Just like for Martin Byrne, it is a pleasure for me to publish for the third time a project by 陈欣阳 (Chen Xinyang) at Pratt. After her Space Monastery/Prison and her Underground City, this new project is the result of her thesis about Useless Architecture. Its title, New Yorkers’ New Walk To Work beside providing a beautiful alliteration, announces clearly what the project is about: a narrow elevated walkway full of useless event devices and also full of detours.

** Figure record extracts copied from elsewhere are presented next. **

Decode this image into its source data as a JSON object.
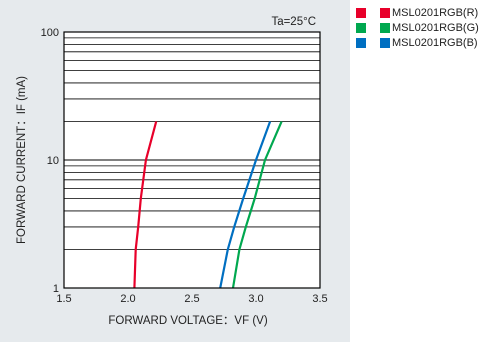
{
  "chart_data": {
    "type": "line",
    "title": "",
    "annotation": "Ta=25°C",
    "xlabel": "FORWARD VOLTAGE：VF  (V)",
    "ylabel": "FORWARD CURRENT：IF  (mA)",
    "x_scale": "linear",
    "y_scale": "log",
    "xlim": [
      1.5,
      3.5
    ],
    "ylim": [
      1,
      100
    ],
    "x_ticks": [
      "1.5",
      "2.0",
      "2.5",
      "3.0",
      "3.5"
    ],
    "x_tick_values": [
      1.5,
      2.0,
      2.5,
      3.0,
      3.5
    ],
    "y_ticks": [
      "1",
      "10",
      "100"
    ],
    "y_tick_values": [
      1,
      10,
      100
    ],
    "grid": "horizontal",
    "legend_position": "outside-top-right",
    "series": [
      {
        "name": "MSL0201RGB(R)",
        "color": "#e8002a",
        "points": [
          [
            2.05,
            1
          ],
          [
            2.06,
            2
          ],
          [
            2.08,
            3
          ],
          [
            2.1,
            5
          ],
          [
            2.14,
            10
          ],
          [
            2.22,
            20
          ]
        ]
      },
      {
        "name": "MSL0201RGB(G)",
        "color": "#00a84f",
        "points": [
          [
            2.82,
            1
          ],
          [
            2.87,
            2
          ],
          [
            2.92,
            3
          ],
          [
            2.99,
            5
          ],
          [
            3.07,
            10
          ],
          [
            3.2,
            20
          ]
        ]
      },
      {
        "name": "MSL0201RGB(B)",
        "color": "#006fc1",
        "points": [
          [
            2.72,
            1
          ],
          [
            2.78,
            2
          ],
          [
            2.83,
            3
          ],
          [
            2.9,
            5
          ],
          [
            3.0,
            10
          ],
          [
            3.11,
            20
          ]
        ]
      }
    ]
  }
}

The difficulty of the different observers to accept this project is linked to the inherent purpose of this project, providing a unnecessary layer to the city. It has been interesting to observe all along the semester the lack of understanding of the several jurys whose confusion is probably seen too rarely in current schools of architecture. Economical, social, sustainability and efficiency logic were mainly invoked as discrediting the project when actually this same project finds its strength from a total extraction of those logic.
The following text is how Xinyang describes her project:
New Yorkers’ New Walk To Work (tutors: Elliott Maltby & Jason Vigneri-Beane)

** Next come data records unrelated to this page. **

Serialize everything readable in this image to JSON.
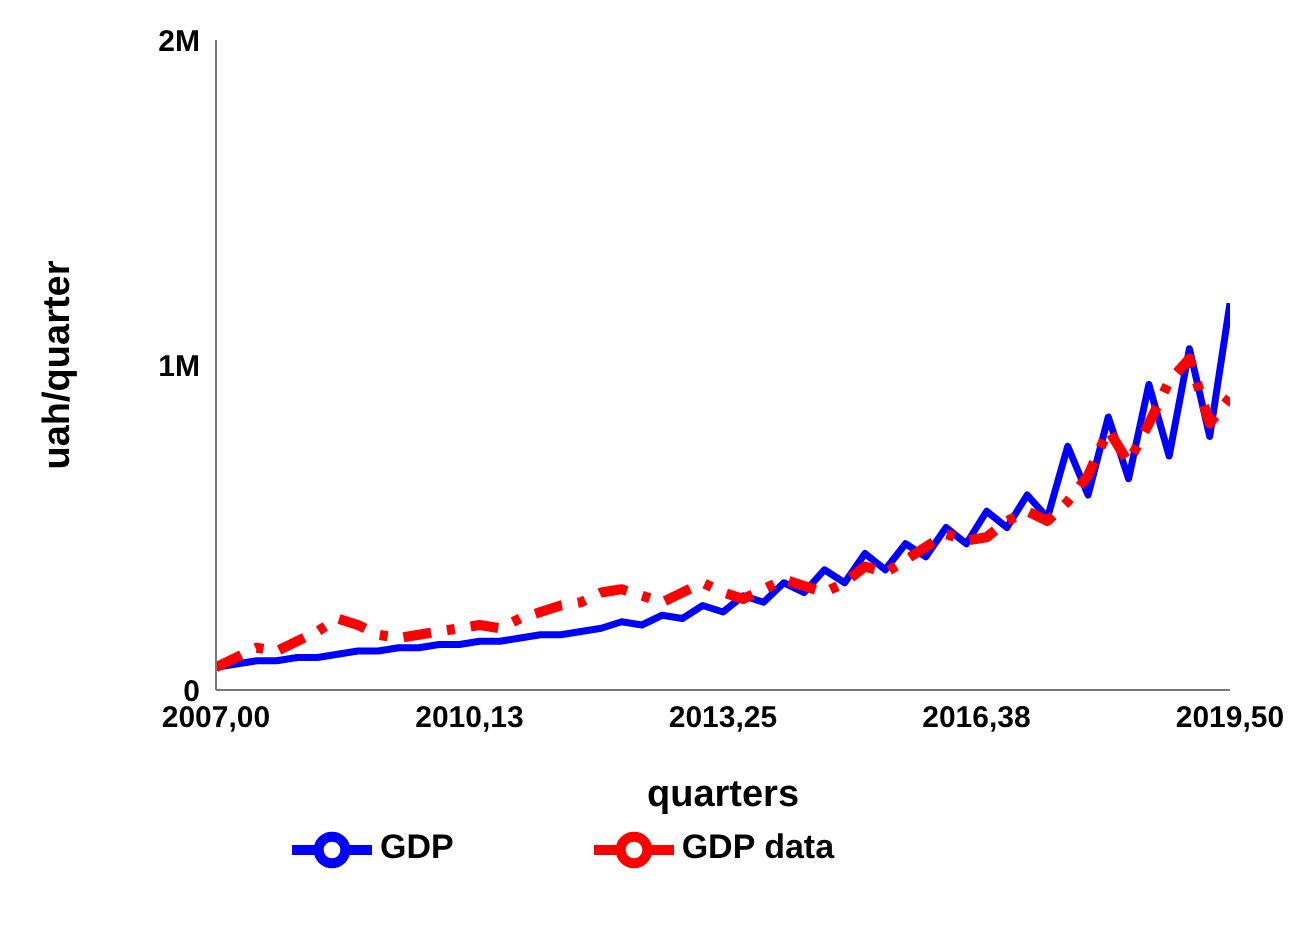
{
  "chart_data": {
    "type": "line",
    "xlabel": "quarters",
    "ylabel": "uah/quarter",
    "x": [
      2007,
      2007.25,
      2007.5,
      2007.75,
      2008,
      2008.25,
      2008.5,
      2008.75,
      2009,
      2009.25,
      2009.5,
      2009.75,
      2010,
      2010.25,
      2010.5,
      2010.75,
      2011,
      2011.25,
      2011.5,
      2011.75,
      2012,
      2012.25,
      2012.5,
      2012.75,
      2013,
      2013.25,
      2013.5,
      2013.75,
      2014,
      2014.25,
      2014.5,
      2014.75,
      2015,
      2015.25,
      2015.5,
      2015.75,
      2016,
      2016.25,
      2016.5,
      2016.75,
      2017,
      2017.25,
      2017.5,
      2017.75,
      2018,
      2018.25,
      2018.5,
      2018.75,
      2019,
      2019.25,
      2019.5
    ],
    "series": [
      {
        "name": "GDP",
        "color": "#0000ff",
        "line_style": "solid",
        "values": [
          70000,
          80000,
          90000,
          90000,
          100000,
          100000,
          110000,
          120000,
          120000,
          130000,
          130000,
          140000,
          140000,
          150000,
          150000,
          160000,
          170000,
          170000,
          180000,
          190000,
          210000,
          200000,
          230000,
          220000,
          260000,
          240000,
          290000,
          270000,
          330000,
          300000,
          370000,
          330000,
          420000,
          370000,
          450000,
          410000,
          500000,
          450000,
          550000,
          500000,
          600000,
          530000,
          750000,
          600000,
          840000,
          650000,
          940000,
          720000,
          1050000,
          780000,
          1190000
        ]
      },
      {
        "name": "GDP data",
        "color": "#ff0000",
        "line_style": "dashed",
        "values": [
          70000,
          100000,
          130000,
          120000,
          150000,
          180000,
          220000,
          200000,
          170000,
          160000,
          170000,
          180000,
          190000,
          200000,
          190000,
          220000,
          240000,
          260000,
          270000,
          300000,
          310000,
          290000,
          270000,
          300000,
          330000,
          300000,
          280000,
          310000,
          340000,
          320000,
          300000,
          330000,
          380000,
          360000,
          400000,
          440000,
          480000,
          460000,
          470000,
          520000,
          550000,
          520000,
          580000,
          660000,
          800000,
          700000,
          820000,
          950000,
          1020000,
          820000,
          900000
        ]
      }
    ],
    "xlim": [
      2007,
      2019.5
    ],
    "xticks": [
      {
        "value": 2007,
        "label": "2007,00"
      },
      {
        "value": 2010.125,
        "label": "2010,13"
      },
      {
        "value": 2013.25,
        "label": "2013,25"
      },
      {
        "value": 2016.375,
        "label": "2016,38"
      },
      {
        "value": 2019.5,
        "label": "2019,50"
      }
    ],
    "ylim": [
      0,
      2000000
    ],
    "yticks": [
      {
        "value": 0,
        "label": "0"
      },
      {
        "value": 1000000,
        "label": "1M"
      },
      {
        "value": 2000000,
        "label": "2M"
      }
    ],
    "legend": "bottom"
  }
}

This project is developed under the reflections on commercialism. The goal of it is to design uselessness. This goal is a cure for the illness of commercialism (addicted to efficiency at surface and expel diversity of interest at its core), and a self-mockery of design discourse. The design of this project represents two essential qualities of making an object useless: undesirable and incomprehensible. Undesirability is gained by the project’s surplus nature— a collection of things we already have: it is a walkway upon sidewalk; and it provides simulacra nature that compensates the lost real one…
Incomprehensibility is achieved with the assistance of cut-up method. This method is capable of introducing unpredictable factors, abstracting design conditions, and making result complicated.